Pressed on the issue, the head of Fitch's Emerging Europe sovereigns unit did not say whether Fitch would cut Hungary's 'BB+' sovereign rating if the indebted central European country failed to secure a financing backstop.
But he did say the negative outlook on the rating - which signals a cut is possible - would remain in the event the talks collapse.
"Recently there has been some talk of Hungary going it alone, that would bother us. They do have weaknesses, there is a lot of market volatility and they wouldn't be well-placed to deal with that," Paul Rawkins told a conference in London.
Asked if Fitch would cut, he later added: "It would certainly mean that the outlook would remain negative.

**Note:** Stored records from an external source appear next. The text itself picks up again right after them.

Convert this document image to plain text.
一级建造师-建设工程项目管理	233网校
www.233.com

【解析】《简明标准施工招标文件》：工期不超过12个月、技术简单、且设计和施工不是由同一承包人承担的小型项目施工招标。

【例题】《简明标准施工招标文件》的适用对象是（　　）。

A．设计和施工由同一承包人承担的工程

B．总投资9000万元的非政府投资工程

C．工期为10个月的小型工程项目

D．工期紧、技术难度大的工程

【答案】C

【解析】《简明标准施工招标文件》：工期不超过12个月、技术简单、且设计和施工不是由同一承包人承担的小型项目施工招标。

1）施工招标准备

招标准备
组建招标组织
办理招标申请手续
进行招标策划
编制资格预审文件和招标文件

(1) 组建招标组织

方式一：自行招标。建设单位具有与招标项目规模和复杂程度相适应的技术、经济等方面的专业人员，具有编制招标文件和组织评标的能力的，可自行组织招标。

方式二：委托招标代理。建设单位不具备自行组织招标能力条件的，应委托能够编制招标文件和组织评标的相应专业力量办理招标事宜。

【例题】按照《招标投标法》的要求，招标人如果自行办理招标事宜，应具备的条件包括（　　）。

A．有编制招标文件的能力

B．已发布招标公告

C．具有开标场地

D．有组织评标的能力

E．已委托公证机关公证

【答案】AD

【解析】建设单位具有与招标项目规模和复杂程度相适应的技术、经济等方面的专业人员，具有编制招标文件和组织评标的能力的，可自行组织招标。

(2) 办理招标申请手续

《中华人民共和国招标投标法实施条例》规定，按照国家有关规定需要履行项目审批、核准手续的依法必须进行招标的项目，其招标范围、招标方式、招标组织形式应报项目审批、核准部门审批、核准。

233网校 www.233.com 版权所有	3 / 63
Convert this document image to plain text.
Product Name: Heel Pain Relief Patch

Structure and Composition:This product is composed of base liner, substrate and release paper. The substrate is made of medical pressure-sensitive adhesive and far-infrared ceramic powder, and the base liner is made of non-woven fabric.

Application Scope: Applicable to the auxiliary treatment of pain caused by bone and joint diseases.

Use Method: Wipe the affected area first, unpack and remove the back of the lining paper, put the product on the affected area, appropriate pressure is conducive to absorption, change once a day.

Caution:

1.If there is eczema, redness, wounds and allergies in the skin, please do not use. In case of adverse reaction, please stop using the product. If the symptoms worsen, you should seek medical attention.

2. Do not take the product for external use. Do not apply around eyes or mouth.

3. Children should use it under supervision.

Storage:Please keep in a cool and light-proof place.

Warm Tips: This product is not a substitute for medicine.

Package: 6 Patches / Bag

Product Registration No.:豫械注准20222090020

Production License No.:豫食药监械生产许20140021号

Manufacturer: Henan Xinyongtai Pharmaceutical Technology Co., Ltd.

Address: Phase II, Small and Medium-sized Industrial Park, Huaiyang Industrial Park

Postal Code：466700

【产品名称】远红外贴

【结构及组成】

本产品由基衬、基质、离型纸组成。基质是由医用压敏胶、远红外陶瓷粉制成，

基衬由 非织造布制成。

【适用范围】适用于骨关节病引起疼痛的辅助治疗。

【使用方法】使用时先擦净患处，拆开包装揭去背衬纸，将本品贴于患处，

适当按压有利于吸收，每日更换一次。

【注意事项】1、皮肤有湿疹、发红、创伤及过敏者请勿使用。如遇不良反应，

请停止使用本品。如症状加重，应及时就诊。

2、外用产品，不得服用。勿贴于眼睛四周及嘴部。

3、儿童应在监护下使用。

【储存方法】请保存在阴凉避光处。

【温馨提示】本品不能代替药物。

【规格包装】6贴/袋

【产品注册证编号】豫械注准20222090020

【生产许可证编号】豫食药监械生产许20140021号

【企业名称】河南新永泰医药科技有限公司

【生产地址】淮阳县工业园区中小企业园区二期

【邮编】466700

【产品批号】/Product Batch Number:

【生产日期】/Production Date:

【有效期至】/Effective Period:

The concern would not just be the concern about repaying IMF money, it's also EU money."
Prime Minister Viktor Orban, whose government first signaled its plan to secure a multi-billion euro loan from the IMF and European Union nearly a year ago, said on Tuesday Hungary may still go it alone next year.
He said the issue of whether "junk-rated" Hungary, which needs a safety net to curb borrowing costs and rebuild market confidence hurt by years of unorthodox policies, would strike an IMF deal would be decided by the first quarter of 2013.
While Orban continues to talk tough for his domestic audience, Hungary did move one step closer to an agreement last week by abandoning a planned tax on its central bank and announcing 397 billion forints worth of new budget cuts for 2013.
Central Europe's most indebted nation must pay back the equivalent of about 3.6 billion euros to the IMF alone next year from a previous rescue package that pulled the country back from the brink of bankruptcy in 2008 when the global crisis began.
Fitch cut Hungary's long-term foreign and local currency Issuer Default Ratings (IDR) by one notch to 'BB+' in January and kept the rating on negative outlook.
Moody's and Standard & Poor's also rate Hungary below investment-grade, both with a negative outlook.
Fitch then cited a deterioration in the country's fiscal and external financing environment and growth outlook, caused in part by unorthodox economic policies which have undermined investor confidence.
Budapest has not tapped international debt markets this year and said it would only do so after an IMF/EU agreement is reached.